Ever wondered why we stop moving when we carefully want to listen to someone? This, scientists have found, is not just to prevent unwanted sounds generated by our own movements.
This interplay between movement and hearing also has a counterpart hidden deep in the brain.
Researchers have revealed exactly how the brain's motor cortex, which controls movement, can tweak the volume control in the auditory cortex.
Movement stimulates inhibitory neurons that, in turn, suppress the response of the auditory cortex to tones, the findings showed.
The new lab methods allowed the group to "get beyond a century's worth of very powerful but largely correlative observations, and develop a new, and really a harder, causality-driven view of how the brain works," said the study's senior author Richard Mooney, a professor at Duke University School of Medicine in the US.
The team recorded electrical activity of individual neurons in the brain's auditory cortex in mice.
Whenever the mice moved - walking, grooming, or making high-pitched squeaks - neurons in their auditory cortex were dampened in response to tones played to the animals, compared to when they were at rest.

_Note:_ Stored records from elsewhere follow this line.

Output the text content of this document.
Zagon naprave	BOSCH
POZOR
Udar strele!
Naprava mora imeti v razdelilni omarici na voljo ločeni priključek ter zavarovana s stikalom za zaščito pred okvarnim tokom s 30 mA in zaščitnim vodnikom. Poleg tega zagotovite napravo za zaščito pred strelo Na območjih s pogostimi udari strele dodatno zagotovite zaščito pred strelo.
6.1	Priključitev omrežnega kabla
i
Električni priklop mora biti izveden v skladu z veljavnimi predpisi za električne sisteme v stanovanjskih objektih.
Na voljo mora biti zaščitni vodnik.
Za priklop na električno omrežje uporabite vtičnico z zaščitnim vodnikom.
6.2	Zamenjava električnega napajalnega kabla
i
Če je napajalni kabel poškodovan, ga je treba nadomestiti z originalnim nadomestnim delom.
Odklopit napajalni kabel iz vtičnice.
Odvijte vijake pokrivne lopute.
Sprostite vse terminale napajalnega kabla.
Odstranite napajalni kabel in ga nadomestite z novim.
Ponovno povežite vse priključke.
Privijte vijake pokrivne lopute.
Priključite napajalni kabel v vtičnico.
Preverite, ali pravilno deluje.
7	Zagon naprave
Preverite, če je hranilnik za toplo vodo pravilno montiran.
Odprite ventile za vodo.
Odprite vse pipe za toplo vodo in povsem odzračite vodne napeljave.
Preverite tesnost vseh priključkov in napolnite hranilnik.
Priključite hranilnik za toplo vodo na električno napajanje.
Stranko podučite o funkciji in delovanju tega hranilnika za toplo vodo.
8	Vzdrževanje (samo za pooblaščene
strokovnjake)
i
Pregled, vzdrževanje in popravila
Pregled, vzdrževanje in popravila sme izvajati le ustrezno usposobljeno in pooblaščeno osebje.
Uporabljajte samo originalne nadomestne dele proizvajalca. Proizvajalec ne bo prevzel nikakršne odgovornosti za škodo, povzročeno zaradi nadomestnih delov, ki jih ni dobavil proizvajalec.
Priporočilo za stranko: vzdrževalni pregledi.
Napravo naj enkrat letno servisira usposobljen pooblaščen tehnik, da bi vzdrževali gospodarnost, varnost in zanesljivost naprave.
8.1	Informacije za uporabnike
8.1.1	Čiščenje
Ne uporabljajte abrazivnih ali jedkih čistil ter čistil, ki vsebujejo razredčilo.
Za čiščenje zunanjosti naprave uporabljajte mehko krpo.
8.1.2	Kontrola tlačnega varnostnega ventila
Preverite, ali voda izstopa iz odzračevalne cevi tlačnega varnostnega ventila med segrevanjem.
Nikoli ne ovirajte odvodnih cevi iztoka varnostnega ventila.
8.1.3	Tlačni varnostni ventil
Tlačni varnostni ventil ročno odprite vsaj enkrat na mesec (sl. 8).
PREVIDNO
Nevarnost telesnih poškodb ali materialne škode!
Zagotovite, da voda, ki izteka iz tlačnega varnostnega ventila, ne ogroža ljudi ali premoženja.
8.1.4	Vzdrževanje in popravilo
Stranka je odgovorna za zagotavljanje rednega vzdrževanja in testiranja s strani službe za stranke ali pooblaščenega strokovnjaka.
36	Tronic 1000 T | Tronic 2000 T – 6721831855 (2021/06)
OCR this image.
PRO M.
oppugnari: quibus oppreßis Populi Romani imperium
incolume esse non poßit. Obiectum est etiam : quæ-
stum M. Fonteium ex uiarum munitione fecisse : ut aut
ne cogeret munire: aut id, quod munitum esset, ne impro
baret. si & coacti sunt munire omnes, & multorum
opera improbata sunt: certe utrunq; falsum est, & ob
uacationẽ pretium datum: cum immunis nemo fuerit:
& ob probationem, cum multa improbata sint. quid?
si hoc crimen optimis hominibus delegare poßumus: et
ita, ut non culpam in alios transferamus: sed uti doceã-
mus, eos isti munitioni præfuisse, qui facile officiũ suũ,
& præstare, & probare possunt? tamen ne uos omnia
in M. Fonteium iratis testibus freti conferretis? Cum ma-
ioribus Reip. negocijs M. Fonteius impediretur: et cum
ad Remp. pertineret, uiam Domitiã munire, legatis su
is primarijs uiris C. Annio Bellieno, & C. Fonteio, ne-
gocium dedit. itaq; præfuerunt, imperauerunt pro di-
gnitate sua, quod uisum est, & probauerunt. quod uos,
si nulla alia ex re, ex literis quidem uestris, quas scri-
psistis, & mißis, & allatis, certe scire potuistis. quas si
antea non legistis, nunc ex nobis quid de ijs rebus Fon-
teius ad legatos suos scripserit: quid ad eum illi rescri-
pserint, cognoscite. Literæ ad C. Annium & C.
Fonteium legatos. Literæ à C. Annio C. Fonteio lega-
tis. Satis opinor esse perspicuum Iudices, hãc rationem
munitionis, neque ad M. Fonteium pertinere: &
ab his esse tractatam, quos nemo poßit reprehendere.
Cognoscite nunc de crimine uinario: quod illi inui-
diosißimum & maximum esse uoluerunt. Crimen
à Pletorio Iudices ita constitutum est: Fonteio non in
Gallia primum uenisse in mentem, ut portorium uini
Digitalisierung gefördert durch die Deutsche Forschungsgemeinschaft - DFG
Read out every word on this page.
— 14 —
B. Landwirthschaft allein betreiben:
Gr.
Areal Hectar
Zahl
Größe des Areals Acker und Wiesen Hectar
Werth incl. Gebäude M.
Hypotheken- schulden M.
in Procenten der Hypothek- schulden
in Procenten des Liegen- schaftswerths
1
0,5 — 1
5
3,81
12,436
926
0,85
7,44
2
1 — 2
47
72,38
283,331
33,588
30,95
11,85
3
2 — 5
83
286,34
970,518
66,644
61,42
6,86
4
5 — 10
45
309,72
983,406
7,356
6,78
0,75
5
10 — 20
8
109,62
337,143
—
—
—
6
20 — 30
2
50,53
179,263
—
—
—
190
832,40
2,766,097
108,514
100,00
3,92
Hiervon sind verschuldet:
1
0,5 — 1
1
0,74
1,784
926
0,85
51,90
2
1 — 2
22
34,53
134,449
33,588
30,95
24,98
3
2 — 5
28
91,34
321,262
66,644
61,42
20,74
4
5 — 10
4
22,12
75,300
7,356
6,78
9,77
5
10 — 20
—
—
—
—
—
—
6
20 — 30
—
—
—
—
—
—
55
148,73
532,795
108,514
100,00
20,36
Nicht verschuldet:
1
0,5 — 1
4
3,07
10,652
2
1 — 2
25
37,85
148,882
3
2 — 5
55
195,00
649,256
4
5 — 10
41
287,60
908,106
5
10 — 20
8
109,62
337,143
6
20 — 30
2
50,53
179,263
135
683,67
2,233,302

To find out whether movement was directly influencing the auditory cortex, researchers conducted a series of experiments in awake animals using optogenetics, a powerful method that uses light to control the activity of select populations of neurons that have been genetically sensitised to light.
The findings contribute to the basic knowledge of how communication between the brain's motor and auditory cortexes might affect hearing during speech or musical performance.
Disruptions to the same circuitry may give rise to auditory hallucinations in people with schizophrenia.
The study appeared in the journal Nature.